Non-compliance with the witness requirement may be permitted only if the prosecution
proves that the apprehending officers exerted genuine and sufficient efforts to secure
their presence. x x X The earnestness of these efforts must be examined on a case-to-case
basis x x X. Thus, mere statements of unavailability without actual serious attempts to
contact the required witnesses are unacceptable as justified grounds for non-compliance.

The chain of custody rule is substantive law

It is a matter of substantive law and it cannot be brushed aside as a simple procedural


technicality; or worse, ignored as an impediment to the conviction of illegal drug suspects.
(People v. Fatallo y Alecarte, G.R. No. 218805, November 7, 2018)
Purpose of the Chain of Custody Rule

1. To avoid the evils of illegally planting drugs, switching or contaminating


2. Ensure integrity and identity of the drugs seized- the prohibited drug confiscated
or recovered from the suspect is the very same substance offered in court as
evidence
3. Effect of failure to comply – will not render drugs inadmissible, because the law
and rules do not provide that failure to comply with chain of custody rule will
render drugs inadmissible

Is the violation of the chain of custody rule fatal?

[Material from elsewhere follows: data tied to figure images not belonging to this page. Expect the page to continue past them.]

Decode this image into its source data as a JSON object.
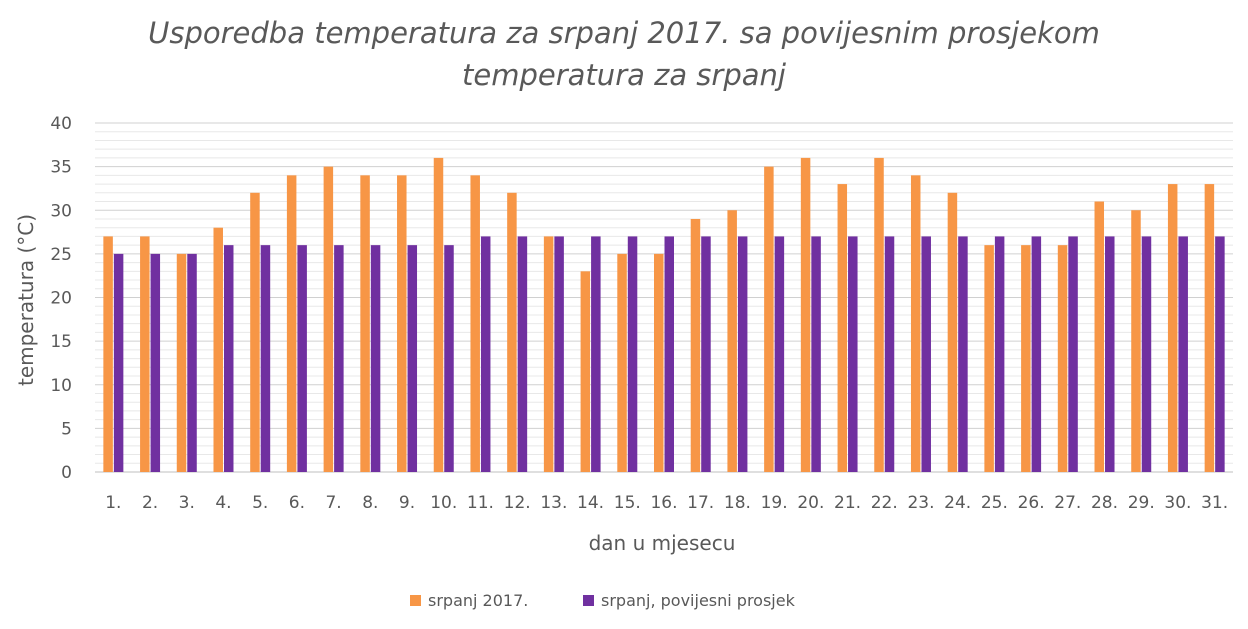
{
  "chart_data": {
    "type": "bar",
    "title": "Usporedba temperatura za srpanj 2017. sa povijesnim prosjekom temperatura za srpanj",
    "title_lines": [
      "Usporedba temperatura za srpanj 2017. sa povijesnim prosjekom",
      "temperatura za srpanj"
    ],
    "xlabel": "dan u mjesecu",
    "ylabel": "temperatura (°C)",
    "ylim": [
      0,
      40
    ],
    "yticks": [
      0,
      5,
      10,
      15,
      20,
      25,
      30,
      35,
      40
    ],
    "grid": true,
    "legend_position": "bottom",
    "categories": [
      "1.",
      "2.",
      "3.",
      "4.",
      "5.",
      "6.",
      "7.",
      "8.",
      "9.",
      "10.",
      "11.",
      "12.",
      "13.",
      "14.",
      "15.",
      "16.",
      "17.",
      "18.",
      "19.",
      "20.",
      "21.",
      "22.",
      "23.",
      "24.",
      "25.",
      "26.",
      "27.",
      "28.",
      "29.",
      "30.",
      "31."
    ],
    "series": [
      {
        "name": "srpanj 2017.",
        "color": "#F79646",
        "values": [
          27,
          27,
          25,
          28,
          32,
          34,
          35,
          34,
          34,
          36,
          34,
          32,
          27,
          23,
          25,
          25,
          29,
          30,
          35,
          36,
          33,
          36,
          34,
          32,
          26,
          26,
          26,
          31,
          30,
          33,
          33
        ]
      },
      {
        "name": "srpanj, povijesni prosjek",
        "color": "#7030A0",
        "values": [
          25,
          25,
          25,
          26,
          26,
          26,
          26,
          26,
          26,
          26,
          27,
          27,
          27,
          27,
          27,
          27,
          27,
          27,
          27,
          27,
          27,
          27,
          27,
          27,
          27,
          27,
          27,
          27,
          27,
          27,
          27
        ]
      }
    ],
    "gridline_color": "#D9D9D9",
    "text_color": "#595959"
  }
}
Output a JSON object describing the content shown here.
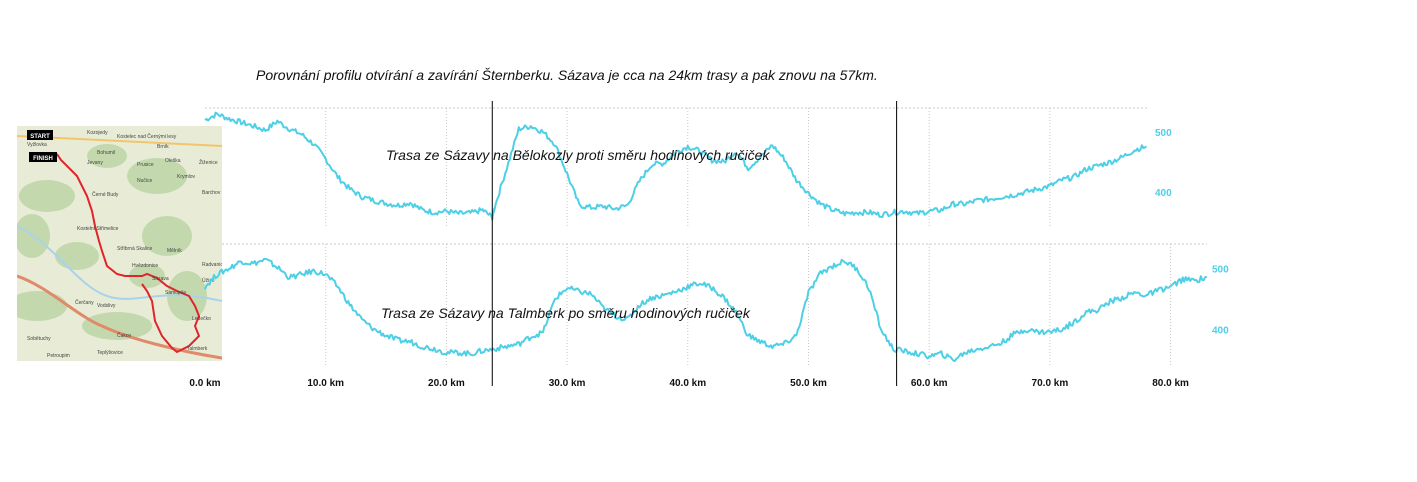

No, provided that the prosecution satisfactorily proves that: (a) there is justifiable ground
for non-compliance; and (b) the integrity and evidentiary value of the seized items are
properly preserved.

The prosecution should explain the reasons behind the procedural lapses. Without any
justifiable explanation, the evidence of the corpus delicti is unreliable, and the acquittal
of the accused should follow on the ground that his guilt has not been shown beyond
reasonable doubt. (People v. Fatallo y Alecarte, G.R. No. 218805, November 7, 2018 )

Read, discuss and present the case of PEOPLE OF THE PHILIPPINES vs ROGELIO
YAGAO y LLABAN, G.R. No. 216725, February 18, 2019.

Summarize the facts and the ruling of the court. Focus on the issue on the failure to
comply with the chain of custody rule.